Born Roberta Joan Anderson on November 7, 1943, in Fort Macleod, Alberta, Canada; daughter of William A. (a grocery store manager) and Myrtle M. (a teacher; maiden name, McKee) Anderson; married Chuck Mitchell (a musician), 1965; divorced, c. 1967; married Larry Klein (a musician and producer), 1982; divorced, 1992; children: Kilauren Gibb (with Brad McMath). Education: Attended Alberta College of Art, Calgary, Alberta. Addresses: Record company--Reprise Records, 3300 Warner Blvd., Burbank, CA 91510. Website--Joni Mitchell Official Website: http://www.jonimitchell.com.

"The pop arena is a harsh world, really," mused Joni Mitchell in an interview with Nicholas Jennings for Maclean's. "It moves you up and down arbitrarily, regardless of the quality of your work." Mitchell's comments reflect the sometimes bittersweet nature of her long and varied musical career. Hailed by the New Rolling Stone Record Guide as "the most significant of the confessional singer/songwriters" after the release of her first few albums, Mitchell saw her critical and popular audience trickle away during the mid-1970s and 1980s. Yet by the mid-1990s she had come full circle, boosted by the strength of acclaimed new albums and a critical reevaluation of much of her '70s output.

Mitchell was born Roberta Joan Anderson on November 7, 1943, in a remote town on the cold, windswept plains of northwestern Canada. The artist remembers where her family lived in the hardscrabble hamlets of Alberta, bereft of creature comforts. Mitchell's childhood was a troubled one, for she was beset by a series of ailments that battered her small body. "At three my appendix burst, and they rushed me to the hospital," she told White. "Then I had German measles and red measles, one of which nearly killed me. At eight I had chicken pox and scarlet fever, plus the arbitrary tonsillitis." The darkest shadow that fell over her childhood, though, was polio, and as she indicated to Vogue writer Charles Gandee in 1995, the specter of that disease continues to haunt her. "I had polio at the age of nine.

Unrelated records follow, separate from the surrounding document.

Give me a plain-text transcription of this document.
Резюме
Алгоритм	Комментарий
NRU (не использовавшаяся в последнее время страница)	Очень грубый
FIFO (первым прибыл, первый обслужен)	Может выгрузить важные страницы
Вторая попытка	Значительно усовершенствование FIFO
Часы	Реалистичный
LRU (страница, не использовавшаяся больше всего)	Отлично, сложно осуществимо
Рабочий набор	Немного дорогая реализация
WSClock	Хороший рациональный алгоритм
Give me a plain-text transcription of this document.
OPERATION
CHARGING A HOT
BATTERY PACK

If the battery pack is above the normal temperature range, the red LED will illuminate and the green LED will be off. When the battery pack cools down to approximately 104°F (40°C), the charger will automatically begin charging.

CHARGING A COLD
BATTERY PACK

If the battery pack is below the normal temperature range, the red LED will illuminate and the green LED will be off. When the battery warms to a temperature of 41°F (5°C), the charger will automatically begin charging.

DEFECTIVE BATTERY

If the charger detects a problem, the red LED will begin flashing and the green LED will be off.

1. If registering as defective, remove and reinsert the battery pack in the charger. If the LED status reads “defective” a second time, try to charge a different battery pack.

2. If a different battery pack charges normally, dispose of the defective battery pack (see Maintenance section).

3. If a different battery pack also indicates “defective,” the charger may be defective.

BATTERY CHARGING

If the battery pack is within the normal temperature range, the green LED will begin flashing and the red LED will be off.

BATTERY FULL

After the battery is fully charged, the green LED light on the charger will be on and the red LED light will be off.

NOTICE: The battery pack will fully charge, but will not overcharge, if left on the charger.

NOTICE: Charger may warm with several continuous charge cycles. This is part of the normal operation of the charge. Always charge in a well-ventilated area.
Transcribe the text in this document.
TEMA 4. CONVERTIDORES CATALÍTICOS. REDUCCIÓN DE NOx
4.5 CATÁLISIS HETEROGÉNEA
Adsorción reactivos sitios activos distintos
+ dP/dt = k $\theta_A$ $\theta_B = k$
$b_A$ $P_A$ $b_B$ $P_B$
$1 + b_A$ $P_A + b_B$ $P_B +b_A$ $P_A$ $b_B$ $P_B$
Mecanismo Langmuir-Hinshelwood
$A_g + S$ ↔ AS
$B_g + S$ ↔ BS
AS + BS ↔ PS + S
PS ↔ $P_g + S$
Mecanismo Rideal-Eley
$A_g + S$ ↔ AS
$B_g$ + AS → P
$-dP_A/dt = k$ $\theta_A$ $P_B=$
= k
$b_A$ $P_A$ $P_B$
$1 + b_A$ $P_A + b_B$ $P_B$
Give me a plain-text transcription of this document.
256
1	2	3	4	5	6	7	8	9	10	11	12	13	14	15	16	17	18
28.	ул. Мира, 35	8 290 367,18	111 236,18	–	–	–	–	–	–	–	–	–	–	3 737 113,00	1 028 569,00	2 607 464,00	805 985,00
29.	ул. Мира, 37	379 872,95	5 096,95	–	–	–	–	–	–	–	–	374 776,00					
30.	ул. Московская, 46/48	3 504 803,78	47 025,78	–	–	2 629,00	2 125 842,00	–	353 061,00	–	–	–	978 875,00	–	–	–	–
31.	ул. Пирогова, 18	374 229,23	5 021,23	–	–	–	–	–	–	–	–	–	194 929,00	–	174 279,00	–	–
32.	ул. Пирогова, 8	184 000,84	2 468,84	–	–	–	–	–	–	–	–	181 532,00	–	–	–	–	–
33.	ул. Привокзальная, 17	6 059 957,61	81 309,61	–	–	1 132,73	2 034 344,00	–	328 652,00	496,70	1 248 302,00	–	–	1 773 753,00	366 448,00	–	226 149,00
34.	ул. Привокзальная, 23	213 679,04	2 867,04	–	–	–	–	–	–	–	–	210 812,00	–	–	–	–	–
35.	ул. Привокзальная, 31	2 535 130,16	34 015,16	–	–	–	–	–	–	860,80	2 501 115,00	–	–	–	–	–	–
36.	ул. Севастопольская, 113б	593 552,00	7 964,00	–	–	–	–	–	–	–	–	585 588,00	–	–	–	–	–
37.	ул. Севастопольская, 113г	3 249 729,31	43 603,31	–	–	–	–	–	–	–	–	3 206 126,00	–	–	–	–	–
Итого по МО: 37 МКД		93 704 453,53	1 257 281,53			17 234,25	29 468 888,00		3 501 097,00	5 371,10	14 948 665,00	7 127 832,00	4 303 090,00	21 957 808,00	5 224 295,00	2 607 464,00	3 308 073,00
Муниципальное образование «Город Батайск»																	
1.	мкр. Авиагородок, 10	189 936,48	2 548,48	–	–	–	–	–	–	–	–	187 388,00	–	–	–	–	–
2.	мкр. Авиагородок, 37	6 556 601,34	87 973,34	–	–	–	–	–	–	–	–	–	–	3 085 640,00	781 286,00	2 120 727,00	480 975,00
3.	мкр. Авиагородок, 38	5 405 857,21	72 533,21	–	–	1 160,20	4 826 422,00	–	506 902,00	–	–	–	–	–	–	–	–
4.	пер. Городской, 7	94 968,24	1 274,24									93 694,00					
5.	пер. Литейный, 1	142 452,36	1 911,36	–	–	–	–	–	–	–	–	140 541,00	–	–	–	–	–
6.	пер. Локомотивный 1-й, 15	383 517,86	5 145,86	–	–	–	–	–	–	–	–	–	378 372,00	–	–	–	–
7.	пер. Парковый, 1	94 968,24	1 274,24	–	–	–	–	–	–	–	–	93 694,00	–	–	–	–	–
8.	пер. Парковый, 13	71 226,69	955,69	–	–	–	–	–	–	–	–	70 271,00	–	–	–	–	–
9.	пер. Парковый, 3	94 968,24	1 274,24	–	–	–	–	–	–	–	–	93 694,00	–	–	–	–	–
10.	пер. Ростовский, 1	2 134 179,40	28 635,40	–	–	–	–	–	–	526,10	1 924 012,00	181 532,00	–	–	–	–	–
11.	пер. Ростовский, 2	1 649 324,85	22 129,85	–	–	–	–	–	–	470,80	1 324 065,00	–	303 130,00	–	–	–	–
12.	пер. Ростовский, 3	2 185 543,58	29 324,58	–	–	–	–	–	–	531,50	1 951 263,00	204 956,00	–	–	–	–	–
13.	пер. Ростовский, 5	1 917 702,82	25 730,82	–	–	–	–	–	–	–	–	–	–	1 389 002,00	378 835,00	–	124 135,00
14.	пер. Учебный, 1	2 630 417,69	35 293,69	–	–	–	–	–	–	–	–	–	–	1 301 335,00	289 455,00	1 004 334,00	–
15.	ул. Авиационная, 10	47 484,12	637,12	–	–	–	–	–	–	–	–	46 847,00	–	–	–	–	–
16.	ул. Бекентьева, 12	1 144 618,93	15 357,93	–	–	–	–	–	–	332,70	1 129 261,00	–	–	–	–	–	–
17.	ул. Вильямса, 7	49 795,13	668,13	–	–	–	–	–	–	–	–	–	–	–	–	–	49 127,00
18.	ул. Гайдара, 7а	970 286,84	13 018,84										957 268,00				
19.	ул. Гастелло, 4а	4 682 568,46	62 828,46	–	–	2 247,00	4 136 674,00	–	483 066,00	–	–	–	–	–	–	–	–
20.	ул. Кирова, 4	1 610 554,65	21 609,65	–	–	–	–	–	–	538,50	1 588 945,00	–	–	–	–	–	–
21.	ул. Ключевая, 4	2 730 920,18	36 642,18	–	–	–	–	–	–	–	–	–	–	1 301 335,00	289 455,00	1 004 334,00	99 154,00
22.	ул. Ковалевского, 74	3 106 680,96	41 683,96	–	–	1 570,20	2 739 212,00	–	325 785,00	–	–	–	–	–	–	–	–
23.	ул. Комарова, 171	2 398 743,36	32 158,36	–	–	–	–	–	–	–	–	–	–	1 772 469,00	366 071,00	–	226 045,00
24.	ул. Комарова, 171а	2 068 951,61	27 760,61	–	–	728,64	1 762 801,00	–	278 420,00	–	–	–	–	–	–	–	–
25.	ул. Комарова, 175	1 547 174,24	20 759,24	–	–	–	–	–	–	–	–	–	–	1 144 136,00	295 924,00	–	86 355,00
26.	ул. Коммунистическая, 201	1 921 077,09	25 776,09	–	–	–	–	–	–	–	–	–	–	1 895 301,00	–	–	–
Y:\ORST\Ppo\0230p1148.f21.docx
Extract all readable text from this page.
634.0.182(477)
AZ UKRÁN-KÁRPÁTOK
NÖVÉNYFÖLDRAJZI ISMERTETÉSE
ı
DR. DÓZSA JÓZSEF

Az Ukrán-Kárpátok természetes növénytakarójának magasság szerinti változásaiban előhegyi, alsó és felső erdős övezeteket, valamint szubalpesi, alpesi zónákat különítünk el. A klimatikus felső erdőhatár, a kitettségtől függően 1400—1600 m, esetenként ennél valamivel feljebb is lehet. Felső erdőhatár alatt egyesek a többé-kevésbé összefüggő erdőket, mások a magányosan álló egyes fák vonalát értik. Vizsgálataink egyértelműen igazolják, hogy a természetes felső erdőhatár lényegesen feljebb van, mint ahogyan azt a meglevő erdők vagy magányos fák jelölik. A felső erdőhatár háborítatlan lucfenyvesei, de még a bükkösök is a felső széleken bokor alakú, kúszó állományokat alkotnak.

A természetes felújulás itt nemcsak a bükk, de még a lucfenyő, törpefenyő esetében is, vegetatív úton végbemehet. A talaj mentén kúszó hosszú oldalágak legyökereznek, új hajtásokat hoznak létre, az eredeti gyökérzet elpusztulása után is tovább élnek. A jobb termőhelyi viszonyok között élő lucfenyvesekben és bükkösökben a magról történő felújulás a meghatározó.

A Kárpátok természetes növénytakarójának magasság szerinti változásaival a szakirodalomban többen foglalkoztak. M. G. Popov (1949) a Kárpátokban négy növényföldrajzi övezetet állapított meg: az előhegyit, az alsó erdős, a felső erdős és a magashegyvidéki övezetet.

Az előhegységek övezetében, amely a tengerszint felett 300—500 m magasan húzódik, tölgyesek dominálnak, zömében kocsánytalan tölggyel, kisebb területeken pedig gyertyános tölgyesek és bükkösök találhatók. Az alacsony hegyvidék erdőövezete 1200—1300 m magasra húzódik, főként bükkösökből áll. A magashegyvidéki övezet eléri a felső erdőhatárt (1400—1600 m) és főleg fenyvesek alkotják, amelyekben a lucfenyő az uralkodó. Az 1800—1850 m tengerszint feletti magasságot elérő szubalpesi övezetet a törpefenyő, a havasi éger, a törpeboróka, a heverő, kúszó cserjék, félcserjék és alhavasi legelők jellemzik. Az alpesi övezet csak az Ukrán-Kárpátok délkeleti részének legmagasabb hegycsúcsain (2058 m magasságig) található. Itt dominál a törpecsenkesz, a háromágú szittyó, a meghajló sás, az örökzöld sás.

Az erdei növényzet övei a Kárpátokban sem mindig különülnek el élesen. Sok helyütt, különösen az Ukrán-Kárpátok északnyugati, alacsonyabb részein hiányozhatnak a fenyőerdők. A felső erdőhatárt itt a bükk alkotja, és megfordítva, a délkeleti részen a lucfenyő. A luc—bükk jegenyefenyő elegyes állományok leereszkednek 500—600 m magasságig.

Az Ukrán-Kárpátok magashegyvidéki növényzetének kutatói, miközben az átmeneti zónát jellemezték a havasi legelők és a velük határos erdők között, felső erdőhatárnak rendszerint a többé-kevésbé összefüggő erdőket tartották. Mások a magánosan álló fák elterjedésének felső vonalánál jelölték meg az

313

My spine was twisted up like a train wreck. I couldn't walk. I was paralyzed. Forty years later it comes back with a vengeance. It's like multiple sclerosis. It means your electrical system burns out and your muscles begin to atrophy. It means impending paraplegia."

Faced Difficult Recovery from Polio

After an excruciatingly painful recovery, Mitchell attended high school. Her mediocre academic performance was offset to some degree by her blossoming passion for music, painting, and art. "I was always the school artist," she told People contributor Michael Small. "I did the backdrops for plays [and] illustrated the yearbook and the school newspaper." After graduating from high school, she enrolled at the Alberta College of Art in Calgary. She left Calgary a year later and headed east, eventually landing in Toronto. Shortly after Mitchell made her first tentative appearances on the city's fledgling folk music circuit, an unplanned pregnancy proved to be a jarring interruption in her life. "I was twenty," she told White, "and it was a crush with a fellow painter, and I got pregnant immediately. To be pregnant and unmarried in 1964 was like you killed somebody." She subsequently met Chuck Mitchell, an older folksinger, who said he would "take us on," she said in her interview with Gandee. "I was kind of railroaded.... We were never suitable. I went down the aisle saying, 'I can get out of this.'"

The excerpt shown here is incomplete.